Projet de fusion nucléaire ITER
Le Parlement européen s'inquiète du gaspillage de l'argent public
La Commission du contrôle budgétaire a refusé hier soir d'octroyer sa décharge (1) pour la ligne du budget européen (2) destinée au financement du projet de fusion nucléaire ITER.
Dans leur rapport, les parlementaires s'inquiètent du dépassement des coûts, du retard et de la mauvaise gestion concernant ce projet.

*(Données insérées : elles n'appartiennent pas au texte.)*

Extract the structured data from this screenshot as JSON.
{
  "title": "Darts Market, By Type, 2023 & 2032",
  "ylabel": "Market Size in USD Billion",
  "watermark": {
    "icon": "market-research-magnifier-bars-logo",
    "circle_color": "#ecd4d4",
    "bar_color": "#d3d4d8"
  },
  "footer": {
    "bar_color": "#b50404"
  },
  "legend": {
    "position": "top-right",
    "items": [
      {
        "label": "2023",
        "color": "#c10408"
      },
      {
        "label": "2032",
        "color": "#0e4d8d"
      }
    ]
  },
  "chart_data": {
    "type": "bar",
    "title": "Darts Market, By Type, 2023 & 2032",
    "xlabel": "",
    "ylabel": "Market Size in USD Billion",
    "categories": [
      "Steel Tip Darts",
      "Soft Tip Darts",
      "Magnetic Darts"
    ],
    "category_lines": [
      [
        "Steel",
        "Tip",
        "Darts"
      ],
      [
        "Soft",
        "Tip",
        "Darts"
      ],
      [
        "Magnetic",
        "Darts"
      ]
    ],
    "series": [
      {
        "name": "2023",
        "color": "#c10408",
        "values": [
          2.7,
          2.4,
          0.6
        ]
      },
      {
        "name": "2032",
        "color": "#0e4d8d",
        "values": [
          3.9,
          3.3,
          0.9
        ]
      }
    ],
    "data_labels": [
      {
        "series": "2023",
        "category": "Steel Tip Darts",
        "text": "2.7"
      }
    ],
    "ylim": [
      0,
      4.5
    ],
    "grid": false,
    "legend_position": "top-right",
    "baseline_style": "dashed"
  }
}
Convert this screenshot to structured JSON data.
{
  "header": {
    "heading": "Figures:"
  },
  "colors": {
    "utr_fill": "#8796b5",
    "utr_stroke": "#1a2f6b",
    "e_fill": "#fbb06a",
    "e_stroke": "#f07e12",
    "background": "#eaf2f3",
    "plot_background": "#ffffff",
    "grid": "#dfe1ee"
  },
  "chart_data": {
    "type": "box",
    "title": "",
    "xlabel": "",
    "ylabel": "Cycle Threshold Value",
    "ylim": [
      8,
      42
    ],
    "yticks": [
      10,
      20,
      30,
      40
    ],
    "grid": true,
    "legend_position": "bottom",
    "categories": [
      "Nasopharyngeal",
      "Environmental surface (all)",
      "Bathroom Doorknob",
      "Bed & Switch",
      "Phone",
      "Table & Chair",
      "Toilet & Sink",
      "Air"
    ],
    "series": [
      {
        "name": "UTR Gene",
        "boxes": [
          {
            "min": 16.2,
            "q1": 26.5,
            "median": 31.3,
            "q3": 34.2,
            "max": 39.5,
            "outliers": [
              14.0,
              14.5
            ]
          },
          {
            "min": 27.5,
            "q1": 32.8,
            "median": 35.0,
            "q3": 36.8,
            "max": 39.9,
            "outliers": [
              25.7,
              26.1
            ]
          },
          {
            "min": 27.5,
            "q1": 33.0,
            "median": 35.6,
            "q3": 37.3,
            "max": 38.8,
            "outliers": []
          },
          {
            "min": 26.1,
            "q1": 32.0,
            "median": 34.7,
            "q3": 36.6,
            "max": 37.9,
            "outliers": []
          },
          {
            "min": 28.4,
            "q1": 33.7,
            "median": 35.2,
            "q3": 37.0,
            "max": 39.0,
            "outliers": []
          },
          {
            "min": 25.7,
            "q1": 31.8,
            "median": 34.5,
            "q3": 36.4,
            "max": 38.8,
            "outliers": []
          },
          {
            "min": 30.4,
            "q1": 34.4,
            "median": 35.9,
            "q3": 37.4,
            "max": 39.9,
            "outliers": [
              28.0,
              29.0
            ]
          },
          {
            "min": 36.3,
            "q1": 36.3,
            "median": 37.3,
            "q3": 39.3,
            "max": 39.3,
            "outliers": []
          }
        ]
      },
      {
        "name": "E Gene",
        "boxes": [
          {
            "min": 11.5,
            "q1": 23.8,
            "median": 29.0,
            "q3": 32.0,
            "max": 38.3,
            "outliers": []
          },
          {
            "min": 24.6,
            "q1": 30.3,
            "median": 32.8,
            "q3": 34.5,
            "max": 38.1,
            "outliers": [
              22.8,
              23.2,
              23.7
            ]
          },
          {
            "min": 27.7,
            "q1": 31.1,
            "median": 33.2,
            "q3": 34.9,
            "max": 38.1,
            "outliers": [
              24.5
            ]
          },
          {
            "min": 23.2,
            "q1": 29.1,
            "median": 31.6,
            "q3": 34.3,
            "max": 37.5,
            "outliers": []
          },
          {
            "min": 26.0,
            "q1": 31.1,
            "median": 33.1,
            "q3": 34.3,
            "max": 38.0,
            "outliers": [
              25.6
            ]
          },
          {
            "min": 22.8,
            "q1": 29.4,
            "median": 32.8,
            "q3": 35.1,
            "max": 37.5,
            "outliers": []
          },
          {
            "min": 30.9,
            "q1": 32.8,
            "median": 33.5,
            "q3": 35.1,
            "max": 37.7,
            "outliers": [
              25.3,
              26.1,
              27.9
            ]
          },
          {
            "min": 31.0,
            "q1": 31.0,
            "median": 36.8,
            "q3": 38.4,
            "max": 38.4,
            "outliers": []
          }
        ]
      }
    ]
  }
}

Pour José BOVÉ, membre de la Commission du Contrôle budgétaire:
"Ce report est un retour à la raison de ce Parlement. Le projet ITER a déjà coûté trop cher aux contribuables européens et il n'est pas prêt d'aboutir. Même si par miracle, il produisait des résultats à moyen terme, nous en serions encore à des décennies de son application commerciale. Son financement dépend pour une bonne partie du budget européen duquel devraient être pompés 2,9 milliards d'euros supplémentaires pour la période 2014-2020.
De nouveaux retards et dépassements des coûts sont à prévoir. Les eurodéputés ont donc finalement choisi de freiner la course aux dépenses inconsidérées qui affectent directement les autres lignes budgétaires alors qu'elles pourraient être mobilisées pour des projets plus réalistes et rentables. En finançant le projet ITER, nous avons privé le budget européen des ressources nécessaires à l'essor des technologies ciblant la performance énergétique et des énergies renouvelables pouvant être produites sans délai localement. L'utopie ITER est un gouffre financier que nous ne pouvons pas nous permettre de continuer à alimenter. "
Pour Michèle RIVASI, membre de la Commission santé et environnement:
"ITER est une impasse scientifique qui conduit inéluctablement à la gabegie budgétaire. Les écologistes alertent depuis de nombreuses années sur les risques et défauts de la fusion nucléaire et, notamment, sur le risque de disruption du plasma, un problème qui n’a toujours pas trouvé de solution.
Aujourd’hui, plus que jamais c’est aussi la question du tritium qui doit préoccuper les bailleurs de ce projet. Alors qu’ITER est censé - à terme - produire le tritium dont il a besoin pour son fonctionnement, il est à craindre que les retards pris empêchent la réalisation du projet : les stocks de tritium disponibles risquent d’être épuisés d’ici là.
Actuellement, le tritium est produit en quantité très limitée à l’échelle mondiale. Les stocks disponibles sont faibles et disparaissent par désintégration radioactive. Des tensions sur le marché du tritium, générées notamment par l’approvisionnement nécessaire pour ITER, feront exploser les coûts de manière prévisible : certains experts n’hésitent pas à évoquer une augmentation de 30.000 dollars le gramme à 100.000 dollars. Ce qui impliquerait à terme un surcoût d’1.3 milliards de dollars pour le seul approvisionnement en tritium. Face à de tels dérapages des coûts et à la pénurie de tritium prévisible, les États-Unis n’hésitent pas aujourd’hui à évoquer leur retrait pur et simple du projet ITER. Arrêtons ITER avant qu'ITER ne s'arrête tout seul ou explose."
(1) Le Parlement européen octroie la décharge au budget annuel de l'UE. En cas de soupçons d'irrégularités budgétaires, les députés peuvent refuser ou reporter la décharge pour les lignes budgétaires concernées. La Commission du contrôle budgétaire du PE, compétente pour la décharge transmet ses recommandations à la plénière. Le report de la décharge d'hier soir concernait le budget 2013.
(2) Plus d'un tiers du financement du projet ITER de fusion nucléaire provient du budget de l'Union européenne. Le reste provenant des États membres de l'UE et de pays tiers dont la Chine, l'Inde, le Japon, la Corée du Sud, la Russie et les États-Unis.